A glorious opportunity seemed to tumble down and stop right in front of my feet like a no contact delivery from Amazon. It felt like a godsend. It felt like a miracle. My fault? I was not really aware of the politics that Writing entailed. I remember sharing my first write up with some close people even before submitting. That was my mistake!
I thought Writing was meant to be shared. Now I know it is meant to be owned.
The fruits of my labor got rejected (As I naively mentioned that I had made others read. Plagiarism, however, is a monster I met much later.) Much later did I understand the deep waters I was engaging myself in. It didn’t feel as if my writing was rejected; it felt as if someone rejected me. Seldom have I cried as hard as I did that day. It kick-started a brew. A fire rising from the deep fissures in the nethers of my heart. And one day the brew got too hot to handle. The day was 26th August, 2015. Five years ago.
Since then, I have always tried to write my heart out and think aloud as much as I can. And No! writing in a journal does not have the same lure to me as writing in a public space does. For some people, writing is a very personal act. For me, it is public. I write because I want to make myself heard/read. Just like an artist who paints for others to see. I think of the online space as a kind of an e-c(h)osystem which enables more people to read and also a place where a text can easily morph and meander its way to find and cling onto myriad arbitrary symbols. And then, when it will walk back to you, though they are your words, you might never be able to recognise it.

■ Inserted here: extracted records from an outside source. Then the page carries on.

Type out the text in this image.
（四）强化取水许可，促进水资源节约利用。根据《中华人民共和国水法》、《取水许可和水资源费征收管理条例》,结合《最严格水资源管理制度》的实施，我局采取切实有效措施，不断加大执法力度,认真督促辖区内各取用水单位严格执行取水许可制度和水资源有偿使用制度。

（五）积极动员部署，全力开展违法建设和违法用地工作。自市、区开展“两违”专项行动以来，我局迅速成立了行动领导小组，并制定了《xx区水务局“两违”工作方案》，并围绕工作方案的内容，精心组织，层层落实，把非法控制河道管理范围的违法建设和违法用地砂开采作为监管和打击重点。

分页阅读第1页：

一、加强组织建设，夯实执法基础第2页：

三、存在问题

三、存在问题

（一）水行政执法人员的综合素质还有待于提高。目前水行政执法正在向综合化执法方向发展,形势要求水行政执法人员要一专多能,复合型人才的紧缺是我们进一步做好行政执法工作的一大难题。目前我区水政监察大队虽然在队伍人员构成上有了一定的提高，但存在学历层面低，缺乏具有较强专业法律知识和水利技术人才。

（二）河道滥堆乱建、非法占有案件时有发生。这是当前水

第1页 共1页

Thus, thepenarchist was born. Not out of love, but out of anger and a desire to make a ‘mark’. To cause anarchy with the ‘pen’, when the ‘pen’ was not even there. The pen is the hand. It is very interesting you know, using the word ‘mark’ in the context of a virtual space. It would have been understandable had I used it for writing in a peace of paper as it would have literally left a mark on the pages following it. Metaphorically however I feel, the internet to be an infinitely e-lastic (and not plastic) place which will keep increasing no matter how much someone drags it by the ends. This e-lastic place also leaves a mark, a digital mark for that matter, not only on the next page of your notebook, but on the whole tabula rasa called the internet, where it is universally ephemeral and ephemerally universal at the same time. A beautiful paradox. It all began as ‘roywritesblog’, but I believe ‘thepenarchist’ was there all along. It was me who found thepenarchist a little bit later, or perhaps it waited for me. The existence of thepenarchist was forged in fire and it must keep burning in order to sustain itself. If that is what is needed for Writing to live. So be it.